Caoutchouc synthétique issu de ressources végétales
En raison des propriétés spécifiques rendues possibles grâce aux multiples structures chimiques accessibles, le caoutchouc synthétique restera incontournable. Les dernières générations de caoutchouc synthétique, toujours en développement, permettront de réduire encore davantage la consommation de carburant ou d’augmenter l’autonomie des véhicules électriques sans pénaliser l’usure. Comme déjà mentionné, le caoutchouc synthétique et le butadiène en particulier sont aujourd’hui intégralement issus du pétrole.
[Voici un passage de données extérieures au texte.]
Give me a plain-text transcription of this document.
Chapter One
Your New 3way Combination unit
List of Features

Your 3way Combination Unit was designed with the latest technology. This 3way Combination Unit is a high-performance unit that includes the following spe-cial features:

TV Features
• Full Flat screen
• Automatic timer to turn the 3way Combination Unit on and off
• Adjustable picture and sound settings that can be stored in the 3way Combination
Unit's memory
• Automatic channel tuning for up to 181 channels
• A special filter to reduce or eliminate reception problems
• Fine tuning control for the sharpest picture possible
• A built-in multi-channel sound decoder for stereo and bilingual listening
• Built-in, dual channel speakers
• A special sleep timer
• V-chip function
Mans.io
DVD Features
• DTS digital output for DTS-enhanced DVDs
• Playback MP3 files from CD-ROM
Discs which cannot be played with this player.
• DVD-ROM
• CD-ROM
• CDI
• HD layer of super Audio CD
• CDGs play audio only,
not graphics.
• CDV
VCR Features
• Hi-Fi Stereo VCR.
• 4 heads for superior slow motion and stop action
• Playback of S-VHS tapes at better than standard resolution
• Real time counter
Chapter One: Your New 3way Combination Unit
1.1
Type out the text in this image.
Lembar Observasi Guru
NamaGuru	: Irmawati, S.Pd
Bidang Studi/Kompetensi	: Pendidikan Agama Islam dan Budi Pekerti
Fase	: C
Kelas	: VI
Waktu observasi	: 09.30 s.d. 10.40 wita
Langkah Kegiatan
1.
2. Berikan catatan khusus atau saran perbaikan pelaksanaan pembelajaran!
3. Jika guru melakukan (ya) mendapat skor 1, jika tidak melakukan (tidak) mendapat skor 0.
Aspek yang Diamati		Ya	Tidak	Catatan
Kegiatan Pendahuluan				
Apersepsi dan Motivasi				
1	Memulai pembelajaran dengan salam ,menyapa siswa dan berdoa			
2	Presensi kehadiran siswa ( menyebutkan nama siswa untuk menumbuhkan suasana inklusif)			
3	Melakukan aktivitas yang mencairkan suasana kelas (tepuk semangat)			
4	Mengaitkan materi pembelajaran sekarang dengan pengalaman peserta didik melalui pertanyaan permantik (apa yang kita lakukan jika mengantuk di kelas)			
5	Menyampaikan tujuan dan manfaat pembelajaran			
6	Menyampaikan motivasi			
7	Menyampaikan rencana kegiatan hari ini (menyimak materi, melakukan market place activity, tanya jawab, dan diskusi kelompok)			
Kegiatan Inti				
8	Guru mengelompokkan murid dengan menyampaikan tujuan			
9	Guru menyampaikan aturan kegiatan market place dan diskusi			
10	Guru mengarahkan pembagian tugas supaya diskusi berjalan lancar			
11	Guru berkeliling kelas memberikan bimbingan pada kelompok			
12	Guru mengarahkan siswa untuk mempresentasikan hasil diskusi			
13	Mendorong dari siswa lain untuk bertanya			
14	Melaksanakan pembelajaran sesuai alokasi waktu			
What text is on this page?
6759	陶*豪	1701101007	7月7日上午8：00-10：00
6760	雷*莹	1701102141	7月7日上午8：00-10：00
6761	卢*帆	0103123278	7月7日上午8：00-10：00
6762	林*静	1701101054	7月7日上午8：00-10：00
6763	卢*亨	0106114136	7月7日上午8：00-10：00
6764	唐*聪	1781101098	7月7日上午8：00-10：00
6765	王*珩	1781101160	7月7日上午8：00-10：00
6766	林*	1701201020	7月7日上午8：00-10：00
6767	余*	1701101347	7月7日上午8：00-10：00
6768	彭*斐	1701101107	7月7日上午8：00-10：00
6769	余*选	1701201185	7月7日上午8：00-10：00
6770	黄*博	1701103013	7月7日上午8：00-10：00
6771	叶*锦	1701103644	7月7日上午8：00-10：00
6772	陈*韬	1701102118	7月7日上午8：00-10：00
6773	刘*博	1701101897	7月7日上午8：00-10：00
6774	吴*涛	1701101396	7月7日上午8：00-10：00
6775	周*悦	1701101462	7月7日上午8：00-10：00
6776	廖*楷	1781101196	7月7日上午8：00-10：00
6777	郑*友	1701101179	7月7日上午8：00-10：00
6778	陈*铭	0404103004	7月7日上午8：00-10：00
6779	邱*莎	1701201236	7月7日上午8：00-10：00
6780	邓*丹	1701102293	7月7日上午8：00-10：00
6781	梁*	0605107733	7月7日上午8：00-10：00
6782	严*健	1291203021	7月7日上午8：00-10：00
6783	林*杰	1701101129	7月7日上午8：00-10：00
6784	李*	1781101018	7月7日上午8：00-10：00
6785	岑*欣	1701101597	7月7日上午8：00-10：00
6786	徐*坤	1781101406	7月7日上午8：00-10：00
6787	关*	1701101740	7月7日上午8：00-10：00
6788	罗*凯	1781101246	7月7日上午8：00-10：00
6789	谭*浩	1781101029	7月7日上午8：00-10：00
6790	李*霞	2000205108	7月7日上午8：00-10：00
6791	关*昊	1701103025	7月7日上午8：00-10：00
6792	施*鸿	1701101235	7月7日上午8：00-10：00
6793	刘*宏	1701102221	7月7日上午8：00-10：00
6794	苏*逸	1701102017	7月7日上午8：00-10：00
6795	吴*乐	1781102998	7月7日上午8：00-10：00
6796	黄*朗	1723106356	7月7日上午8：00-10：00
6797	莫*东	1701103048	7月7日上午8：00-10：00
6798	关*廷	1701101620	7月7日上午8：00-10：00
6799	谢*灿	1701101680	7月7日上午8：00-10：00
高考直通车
Pour limiter l’empreinte environnementale et sécuriser les approvisionnements, il faut donc trouver des alternatives durables au pétrole.
Le butadiène, une des molécules clés pour la production de caoutchouc synthétique, devrait pouvoir être produit à l’horizon 2025 à partir de résidus végétaux non alimentaires. Plusieurs acteurs y travaillent et notamment un consortium entre Axens, l’IFPEN (Institut français du pétrole et des énergies nouvelles) et Michelin, avec le soutien de l’Ademe. Grâce à la mise au point de catalyseurs innovants et une optimisation poussée du procédé, il devrait être possible de produire du butadiène compétitif avec une empreinte environnementale réduite.
Les biotechnologies offrent de nouvelles possibilités
Depuis quelques années, la biologie de synthèse permet de réaliser des cascades de réactions chimiques complexes de manière très sélective et ainsi de produire des molécules peu accessibles par la chimie traditionnelle ou par extraction de composés naturels. Parmi les entreprises pionnières dans ce domaine, on peut citer Amyris qui produit à l’échelle industrielle un terpène complexe dont les débouchés se trouvent à la fois dans le domaine des vitamines, des cosmétiques ou des polymères améliorant la performance de pneus hivernaux. Global Bioenergies a aussi ouvert la voie pour la production d’isobutène biosourcé, molécule de base utilisée dans de nombreux domaines dont la synthèse de polyisobutylène, caoutchouc indispensable pour garantir l’étanchéité des pneus et ainsi se passer de chambres à air.
On peut se réjouir que, dans le domaine des biotechnologies, la France dispose d’un environnement attractif : on trouve à la fois des plateformes de R & D innovantes associant acteurs publics et privés telles que le Toulouse White Biotechnology, mais aussi de nombreuses start-up très dynamiques telles que Afyren, Metex ou encore Carbios. Ainsi, parmi les vingt meilleures entreprises européennes dans ce domaine, huit sont françaises et certaines très proches de la concrétisation dans des premières unités industrielles.
Ces collaborations multipartenariales combinées aux avancées scientifiques ouvriront à coup sûr de nouvelles opportunités pour allier performance et durabilité.